Le dernier bébé

Perluette est mon dernier bébé, je le sais, je le sens. Autour de nous aussi, la quarantaine approchant, il y a de plus en plus de cette espèce bizarre de bébés, les petits derniers… 



Ces petits derniers, dont les premières fois sont aussi les dernières de leurs parents, on les élève un peu différemment.

 



Avec les petits derniers, le temps passe encore plus vite, (parce qu’ ?) on sait qu’il ne reviendra plus. Que les habits taille naissance ne sècheront sur ce fil à linge-là. 



Ça rend les moments compliqués moins angoissants. Les nuits blanches moins sombres. On se dit qu’on en bave mais qu’on en bave pour la dernière fois



Ca rends les beaux moments plus fugaces encore. Plus intenses encore. Plus précieux. 



On comprendrait presque #lesgens quand, malgré nos yeux de pandas, ils nous disent « rhoo profitez ».

 



Les petits derniers, sur le papier, on a moins de temps pour eux. Ils ne sont pas seuls, les petits derniers. Ils viennent compléter la fratrie. Il faut (se) partager. 



Mais les petits derniers, on sait être 100% là pour eux. Cette fois, on a compris qu’un échange de regards, c’est plus précieux que d’être à jour des lessives.  

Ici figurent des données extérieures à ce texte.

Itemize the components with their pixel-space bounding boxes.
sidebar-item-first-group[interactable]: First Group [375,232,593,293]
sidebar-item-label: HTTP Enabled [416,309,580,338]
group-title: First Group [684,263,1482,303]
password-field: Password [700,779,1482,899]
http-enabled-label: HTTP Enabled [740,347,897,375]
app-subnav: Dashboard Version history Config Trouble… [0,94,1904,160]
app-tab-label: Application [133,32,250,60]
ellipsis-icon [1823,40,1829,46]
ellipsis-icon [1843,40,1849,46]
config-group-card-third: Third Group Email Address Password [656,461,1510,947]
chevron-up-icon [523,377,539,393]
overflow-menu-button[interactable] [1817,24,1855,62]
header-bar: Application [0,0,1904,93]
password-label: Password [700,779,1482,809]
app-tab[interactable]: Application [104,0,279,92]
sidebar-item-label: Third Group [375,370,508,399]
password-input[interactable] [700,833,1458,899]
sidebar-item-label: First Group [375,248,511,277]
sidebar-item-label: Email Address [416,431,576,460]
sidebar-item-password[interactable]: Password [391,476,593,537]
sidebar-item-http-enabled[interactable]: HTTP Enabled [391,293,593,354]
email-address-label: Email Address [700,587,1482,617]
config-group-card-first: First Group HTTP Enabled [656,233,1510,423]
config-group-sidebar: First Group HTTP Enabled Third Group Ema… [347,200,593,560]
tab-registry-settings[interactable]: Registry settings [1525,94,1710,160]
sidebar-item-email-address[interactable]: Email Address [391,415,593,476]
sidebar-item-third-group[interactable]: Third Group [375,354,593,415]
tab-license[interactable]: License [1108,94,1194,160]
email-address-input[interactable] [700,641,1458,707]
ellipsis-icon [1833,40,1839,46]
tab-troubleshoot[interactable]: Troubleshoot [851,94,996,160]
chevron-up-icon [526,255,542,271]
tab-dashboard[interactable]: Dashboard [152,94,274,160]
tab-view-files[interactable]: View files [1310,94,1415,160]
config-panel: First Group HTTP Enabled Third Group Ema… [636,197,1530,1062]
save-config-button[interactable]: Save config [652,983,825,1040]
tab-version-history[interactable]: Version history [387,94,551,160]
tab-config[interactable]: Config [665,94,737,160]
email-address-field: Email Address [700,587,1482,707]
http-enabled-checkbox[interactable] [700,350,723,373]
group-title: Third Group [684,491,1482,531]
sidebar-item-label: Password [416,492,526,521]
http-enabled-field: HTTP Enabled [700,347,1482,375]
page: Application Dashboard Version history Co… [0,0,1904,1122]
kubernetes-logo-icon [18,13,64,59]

Les petits derniers, ils sont un peu plus portés, ou un peu plus allaités, ou un peu plus gâtés ou un peu moins grondés. On atteint le niveau compet’ du voui-voui-cause-toujours-les-gens. Avec les petits derniers, on fait comme on l’entend. Pleinement. Ostensiblement.
 




Les petits derniers ont le faire-part tardif mais 200 fois plus de photos mentales de la part de leurs parents. On les regarde vraiment, nos petits derniers, depuis qu’on a plus besoin du regard des autres pour se sentir parents.
 




Les premières fois des aînés, c’était nos victoires de parents. La preuve qu’on avait été suffisamment bons pour passer au niveau suivant. 



Les premières fois des petits derniers, sont nos dernières premières fois de parents.

 Autant de petits deuils joyeux.

 




Avec nos aînés, on voulait savoir la suite. On avait hâte de tout. Avec nos petits derniers, on rêverait d’arrêter le temps.
 



Avec nos aînés, on pensait être cool. On l’était pas vraiment, il y avait tant à apprendre.
Avec nos derniers, on est trop cool. On s’en tape parce que c’est maintenant ou jamais.
 




Nous aînés nous ont bousculé dans nos certitudes.
Nos petits derniers vont peut-être un peu batailler pour qu’on les laisse pousser.
 



Les petits derniers profitent de toute notre expérience. La même que celle qui nous met des rides au coin des yeux.

 




C’est un privilège immense de serrer son dernier bébé. Je veux dire de savoir qu’on câline son dernier bébé. De refermer page après page le grand livre de la maternité. De faire tous ces petits deuils en conscience. En souriant, en soupirant, voire en écrasant une larme de nostalgie, de temps en temps.

C’est le signe que la vie nous a gâtés.  




J’aurais détesté regarder une grande gigue de 15 ans en réalisant un peu tard que c’était mon denier bébé.
 




Perluette est mon dernier bébé. je le sais, je le sens. Avec une pointe de regret. Et une touche de soulagement. Une immense gratitude quand je les vois tous les trois, là, comme je l’avais rêvé ou comme j’aurais pu le rêver…




Avec Perluette j’écris mon épilogue de jeune maman. Comme je le sais, mon credo de chaque jour est : « fais en sorte de n’avoir aucun regret ».

Alors, c’est sûr, je l’élève un peu différemment.